I AM sure you have a good chance. In many areas there are vacancies now, and this autumn many governors complete their term of service.
You do not say whether your local school is a church-aided school or a community (until recently called a county) school. In the former case your only route is through appointment by the providing church. The simplest thing is to write to the vicar and ask if they need volunteers. They have plenty of interest among church members, and would want to be satisfied that you are sympathetic to their ethos.
Your chances in a community school are much better, as they have representatives of the local education authority and co-opted governors - between two and four of each in a primary, and five of each in a large comprehensive.
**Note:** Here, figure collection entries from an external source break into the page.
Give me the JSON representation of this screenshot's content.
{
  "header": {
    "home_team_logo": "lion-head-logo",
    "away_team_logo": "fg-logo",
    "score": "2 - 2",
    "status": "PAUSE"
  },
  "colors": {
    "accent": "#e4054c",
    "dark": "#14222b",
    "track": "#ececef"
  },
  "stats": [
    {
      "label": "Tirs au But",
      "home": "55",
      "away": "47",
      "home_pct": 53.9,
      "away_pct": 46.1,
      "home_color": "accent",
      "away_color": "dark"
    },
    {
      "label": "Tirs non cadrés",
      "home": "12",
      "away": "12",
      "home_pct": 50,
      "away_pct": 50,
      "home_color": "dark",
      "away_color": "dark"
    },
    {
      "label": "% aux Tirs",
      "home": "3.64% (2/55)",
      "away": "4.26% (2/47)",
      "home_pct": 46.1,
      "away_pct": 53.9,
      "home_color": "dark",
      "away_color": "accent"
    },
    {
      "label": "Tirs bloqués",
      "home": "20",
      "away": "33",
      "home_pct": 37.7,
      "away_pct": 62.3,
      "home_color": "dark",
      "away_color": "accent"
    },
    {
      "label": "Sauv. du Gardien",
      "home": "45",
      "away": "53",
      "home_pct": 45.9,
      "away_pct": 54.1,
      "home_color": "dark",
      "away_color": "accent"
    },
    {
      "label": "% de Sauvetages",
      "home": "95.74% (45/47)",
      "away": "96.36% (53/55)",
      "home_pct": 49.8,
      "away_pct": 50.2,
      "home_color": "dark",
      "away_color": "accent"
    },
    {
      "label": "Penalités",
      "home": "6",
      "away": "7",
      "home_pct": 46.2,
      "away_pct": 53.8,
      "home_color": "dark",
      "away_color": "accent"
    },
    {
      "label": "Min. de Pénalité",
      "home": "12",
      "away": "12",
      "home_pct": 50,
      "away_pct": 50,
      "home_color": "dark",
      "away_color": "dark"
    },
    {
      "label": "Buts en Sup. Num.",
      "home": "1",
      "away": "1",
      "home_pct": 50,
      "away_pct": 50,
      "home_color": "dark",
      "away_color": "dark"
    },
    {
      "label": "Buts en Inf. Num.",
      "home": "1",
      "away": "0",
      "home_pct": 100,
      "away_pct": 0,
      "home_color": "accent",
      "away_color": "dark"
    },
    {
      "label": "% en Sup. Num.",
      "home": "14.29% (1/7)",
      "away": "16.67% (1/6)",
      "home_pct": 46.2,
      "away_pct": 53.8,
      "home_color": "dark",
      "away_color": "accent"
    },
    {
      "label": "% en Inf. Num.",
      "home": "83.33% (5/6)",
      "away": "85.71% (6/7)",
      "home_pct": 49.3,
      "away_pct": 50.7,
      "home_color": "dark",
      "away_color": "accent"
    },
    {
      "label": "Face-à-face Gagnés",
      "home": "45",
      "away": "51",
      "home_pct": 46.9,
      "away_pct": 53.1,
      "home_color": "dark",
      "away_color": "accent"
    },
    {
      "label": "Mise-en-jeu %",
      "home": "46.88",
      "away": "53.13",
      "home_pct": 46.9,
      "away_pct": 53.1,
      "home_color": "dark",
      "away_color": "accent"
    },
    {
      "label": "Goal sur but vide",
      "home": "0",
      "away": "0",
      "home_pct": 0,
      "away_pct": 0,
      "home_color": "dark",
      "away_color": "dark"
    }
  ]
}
Many LEAs have abandoned the tradition of getting governors through politcial parties and are happy to have volunteers wth something to offer. Some even advertise. If yours is one of these, write to the governor services department at your local county or borough education department with a brief curriculum vitae and a statement of your interest.
If you became an LEA appointee you would not be obliged to toe any particular line. But you should perhaps take a somewhat broader view than a teacher or parent-governor might, and be familiar with and prepared to explain the LEA's policies.
If you are co-opted you don't have that obligation, but perhaps might bring a distinctive point of view as a neighbour of the school on behalf of its wider community.
Regardless of who they represent or who appoints them, most governors understand that they are there first and foremost to consider the interests of the children.
If you want to be a co-opted governor you should write to the chair of governors at the school, again enclosing a note about yourself and asking to be considered when there is a vacancy. The other governors choose the co-optees as and when there are vacancies.